There’s a hole in the fabric of Birmingham today. Doris Powell, a long-time neighborhood leader and transit advocate, died yesterday.
She died doing what she did best – communing with neighbors who were her constituents and co-leaders of the Northside community. Ms. Powell was among them at the Fountain Heights Neighborhood park when she collapsed and later died.
If you were to look up “community champion” in the dictionary, Doris Powell’s picture would be next to it. Nobody – and I mean nobody – fought harder, worked harder, believed harder, loved harder than Doris Powell when it came to being a tireless advocate and fearless leader of the Fountain Heights Neighborhood Association.
She was a spark plug of pure energy, volatile, sometimes hostile, but never dull or inconsequential, when speaking up for her community. She might have weighed 110 pounds dripping wet, but that wiry little redheaded woman could make much bigger, grown men quiver with anxiety or anger, depending on how they approached an issue that was dear to her heart.
And what was dear to her? Cleaning out drug dealers and criminal behavior. Renovating old houses or building new ones in one of the city’s poorest zip codes. Building a viable public transit system for the people. Upgrading the leaky, dilapidated neighborhood recreation center for children and seniors to enjoy. Actively working with downtown developers on projects south of the I-20/59 overpass that essentially divided Fountain Heights into the haves and the have-nots.
In short, the retiree spent most of her considerable energy generally doing whatever she believed was best to build a community that benefitted all the people in it – from downtown loft dwellers (including me when I lived there) to middle- and low-income homeowners and renters in the hills west of the BJCC.
You see, her territory reached from the traditional residential areas from 16th Street North all the way down to the railroad artery that separates north and south Birmingham, from 19th Street North westward toward I-65.
Because of her tireless campaigning (or constant nagging, depending on which side of the issue you stood), the Birmingham Housing Authority, with assistance from the city and other agencies, built 25 new affordable, single-family houses in Fountain Heights, in area that typical housing developers would likely avoid (you can read my story about the housing groundbreaking here).

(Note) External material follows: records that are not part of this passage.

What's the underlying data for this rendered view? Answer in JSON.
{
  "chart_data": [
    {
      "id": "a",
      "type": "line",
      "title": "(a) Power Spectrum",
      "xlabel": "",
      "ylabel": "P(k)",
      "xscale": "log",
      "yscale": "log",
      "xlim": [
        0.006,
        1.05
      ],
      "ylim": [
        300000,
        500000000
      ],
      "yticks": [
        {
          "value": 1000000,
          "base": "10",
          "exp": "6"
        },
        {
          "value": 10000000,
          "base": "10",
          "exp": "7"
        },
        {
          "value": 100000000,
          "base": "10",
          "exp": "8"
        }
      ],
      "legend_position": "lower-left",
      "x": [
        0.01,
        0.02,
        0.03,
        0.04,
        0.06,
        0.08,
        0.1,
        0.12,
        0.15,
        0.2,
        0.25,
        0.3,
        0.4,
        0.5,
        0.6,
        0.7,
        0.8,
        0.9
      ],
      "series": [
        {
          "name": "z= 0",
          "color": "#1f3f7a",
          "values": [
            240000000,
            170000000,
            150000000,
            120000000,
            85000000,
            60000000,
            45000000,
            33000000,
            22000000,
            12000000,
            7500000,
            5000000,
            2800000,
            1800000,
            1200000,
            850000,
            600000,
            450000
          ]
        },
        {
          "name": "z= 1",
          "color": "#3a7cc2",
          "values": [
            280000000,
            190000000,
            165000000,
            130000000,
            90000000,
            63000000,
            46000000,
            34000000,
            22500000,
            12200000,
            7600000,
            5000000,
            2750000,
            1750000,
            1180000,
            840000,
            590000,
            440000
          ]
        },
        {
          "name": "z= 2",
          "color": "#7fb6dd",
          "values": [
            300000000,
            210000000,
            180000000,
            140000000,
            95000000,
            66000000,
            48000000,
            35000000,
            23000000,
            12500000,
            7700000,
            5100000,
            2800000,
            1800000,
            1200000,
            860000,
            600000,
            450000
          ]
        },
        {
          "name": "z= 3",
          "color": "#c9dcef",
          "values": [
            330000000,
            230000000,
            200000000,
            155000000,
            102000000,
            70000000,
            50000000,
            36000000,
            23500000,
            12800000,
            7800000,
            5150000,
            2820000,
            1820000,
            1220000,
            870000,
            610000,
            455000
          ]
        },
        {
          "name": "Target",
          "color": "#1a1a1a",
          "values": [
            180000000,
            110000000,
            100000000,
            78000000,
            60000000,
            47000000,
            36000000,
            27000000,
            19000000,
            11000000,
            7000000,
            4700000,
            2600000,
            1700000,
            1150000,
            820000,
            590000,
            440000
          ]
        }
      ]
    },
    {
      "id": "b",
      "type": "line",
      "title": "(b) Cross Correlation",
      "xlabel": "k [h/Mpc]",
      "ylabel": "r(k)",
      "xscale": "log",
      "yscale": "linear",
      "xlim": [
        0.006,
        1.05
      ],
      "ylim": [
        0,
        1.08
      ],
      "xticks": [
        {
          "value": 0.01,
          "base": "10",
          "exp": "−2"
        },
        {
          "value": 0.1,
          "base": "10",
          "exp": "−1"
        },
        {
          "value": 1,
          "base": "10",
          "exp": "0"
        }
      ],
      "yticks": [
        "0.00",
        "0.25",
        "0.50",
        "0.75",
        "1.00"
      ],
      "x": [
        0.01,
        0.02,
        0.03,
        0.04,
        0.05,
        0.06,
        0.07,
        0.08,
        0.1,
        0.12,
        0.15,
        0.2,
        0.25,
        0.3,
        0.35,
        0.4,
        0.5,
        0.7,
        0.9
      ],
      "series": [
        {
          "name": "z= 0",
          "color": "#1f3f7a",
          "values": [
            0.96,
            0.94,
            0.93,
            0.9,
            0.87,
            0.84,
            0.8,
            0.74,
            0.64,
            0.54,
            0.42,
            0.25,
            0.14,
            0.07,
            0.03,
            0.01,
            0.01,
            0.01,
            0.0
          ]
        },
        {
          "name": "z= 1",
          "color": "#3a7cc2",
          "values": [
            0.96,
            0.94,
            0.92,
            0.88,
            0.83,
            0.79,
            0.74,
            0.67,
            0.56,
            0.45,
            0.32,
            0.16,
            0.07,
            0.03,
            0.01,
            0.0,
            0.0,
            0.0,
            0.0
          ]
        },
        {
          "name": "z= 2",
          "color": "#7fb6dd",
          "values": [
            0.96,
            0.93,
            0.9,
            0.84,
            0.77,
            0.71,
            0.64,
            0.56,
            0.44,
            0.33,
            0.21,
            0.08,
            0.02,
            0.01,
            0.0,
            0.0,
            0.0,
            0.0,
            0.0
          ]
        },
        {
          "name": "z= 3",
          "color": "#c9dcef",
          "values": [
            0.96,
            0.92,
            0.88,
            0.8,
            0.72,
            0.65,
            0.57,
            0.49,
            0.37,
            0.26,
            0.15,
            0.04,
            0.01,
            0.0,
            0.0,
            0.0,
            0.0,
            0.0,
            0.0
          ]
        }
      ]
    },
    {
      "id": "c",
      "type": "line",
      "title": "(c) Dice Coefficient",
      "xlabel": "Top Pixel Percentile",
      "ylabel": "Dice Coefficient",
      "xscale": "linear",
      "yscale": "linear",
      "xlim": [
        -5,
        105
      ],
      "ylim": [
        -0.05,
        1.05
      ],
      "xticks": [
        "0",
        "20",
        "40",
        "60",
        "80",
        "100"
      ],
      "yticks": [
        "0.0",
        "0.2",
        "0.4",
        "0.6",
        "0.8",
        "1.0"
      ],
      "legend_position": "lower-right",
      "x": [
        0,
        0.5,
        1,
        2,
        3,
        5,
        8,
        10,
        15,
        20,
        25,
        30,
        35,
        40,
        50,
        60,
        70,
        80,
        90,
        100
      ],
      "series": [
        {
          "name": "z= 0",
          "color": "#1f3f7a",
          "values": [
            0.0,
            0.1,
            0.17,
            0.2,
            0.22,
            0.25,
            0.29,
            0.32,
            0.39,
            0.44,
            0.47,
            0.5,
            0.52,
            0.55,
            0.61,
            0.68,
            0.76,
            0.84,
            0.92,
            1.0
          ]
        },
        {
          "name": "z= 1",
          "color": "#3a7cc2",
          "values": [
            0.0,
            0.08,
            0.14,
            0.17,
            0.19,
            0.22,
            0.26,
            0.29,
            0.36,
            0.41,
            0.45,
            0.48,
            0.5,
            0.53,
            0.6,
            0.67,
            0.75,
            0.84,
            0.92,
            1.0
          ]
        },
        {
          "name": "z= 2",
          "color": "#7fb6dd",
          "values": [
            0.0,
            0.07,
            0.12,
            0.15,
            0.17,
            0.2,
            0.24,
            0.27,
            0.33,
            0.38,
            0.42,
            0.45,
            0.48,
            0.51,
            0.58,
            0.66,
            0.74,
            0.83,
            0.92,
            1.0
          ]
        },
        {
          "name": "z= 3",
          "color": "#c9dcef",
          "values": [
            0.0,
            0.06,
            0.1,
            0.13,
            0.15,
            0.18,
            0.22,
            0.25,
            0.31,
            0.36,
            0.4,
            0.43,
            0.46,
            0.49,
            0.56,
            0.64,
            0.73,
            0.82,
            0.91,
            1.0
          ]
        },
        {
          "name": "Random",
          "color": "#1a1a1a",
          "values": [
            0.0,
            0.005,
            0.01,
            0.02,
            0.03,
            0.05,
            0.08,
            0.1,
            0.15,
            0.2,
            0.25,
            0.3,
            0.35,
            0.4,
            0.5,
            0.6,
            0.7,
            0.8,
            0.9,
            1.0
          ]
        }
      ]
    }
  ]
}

As much as she cared for the traditional residents in those hills northwest of Downtown, Ms. Powell was also an advocate for the City Center because half of it was in her neighborhood. Unlike some neighborhood leaders who felt too much attention was paid to Downtown Birmingham at the expense of residential districts, she believed that every dollar spent improving the City Center was a direct benefit to all city neighborhoods.
As such, she was an integral board member of Operation New Birmingham (ONB), which promotes Downtown Birmingham’s growth and development. Her input as a neighborhood leader helped shape the development of major downtown projects, including the FBI/ATF headquarters building and the new Social Security regional administrative office building on the western edge of the downtown core.
Doris Powell served on major boards, including the Birmingham-Jefferson County Transit Authority, where she served as chairwoman for a time. She was also a committee chair on the Metropolitan Planning Organization (MPO) of the Greater Birmingham Regional Planning Commission. Those positions gave her the platforms to push for transit funding and planning, which sadly, still haven’t made much headway.
Ms. Powell’s last day was full of meetings, starting with ONB, the MPO and a stop at the office of her City Council representative, Johnathan Austin. The young councilor was also once a colleague as the president of the Central City Neighborhood Association and a Northside community leader.
He offered to show me share some of the many emails she sent to him, most of them encouraging him, some of them reprimanding him. But all of them, he says, were sent in love, in her passionate quest to serve the interests of the City Center and the residential areas of the Fountain Heights Neighborhood.
“We have lost our chief advocate,” he said this morning, his voice still filled with sadness as he talked about Ms. Powell. “How fitting that she died right in the community she cared so much about. She died doing what she believed in – fighting for the little man.”
I will remember Doris Powell as one of my biggest fans and constant encouragers.
She got up at 6:30 a.m. to watch my interviews on Birmingham View Television. She also caught the public access shows I did for Bright House on Channel 4 years ago. Ms. Powell said I was better than Star Jones, LOL! (Can I use that acronym outside of a text message?) She read the print magazines I produced. She and then Central City neighborhood leader Jay Taylor graced the cover of a 2005 special edition on Downtown Birmingham; it was my best and favorite issue. They sat on a red sofa in the middle of 19th Street. I kept praying the cops wouldn’t come and arrest us during the photo shoot!
She opened every e-newsletter I sent her. She often responded back to let me know how much she enjoyed my writing.
She understood my desire to use my writing skills to promote the positive aspects of the city we both love. My work included much of the work that she was doing – for community development, downtown development, intown transit, housing, job creation, and education.
Doris Powell’s life was woven intricately into the fabric of everything that I wanted to write about, that I wanted to be about, in Birmingham. So her sudden passing yesterday – her being torn away from her neighborhood, her community, her city – has left a hole in Birmingham’s fabric.
It’s left a hole in me too. And it hurts.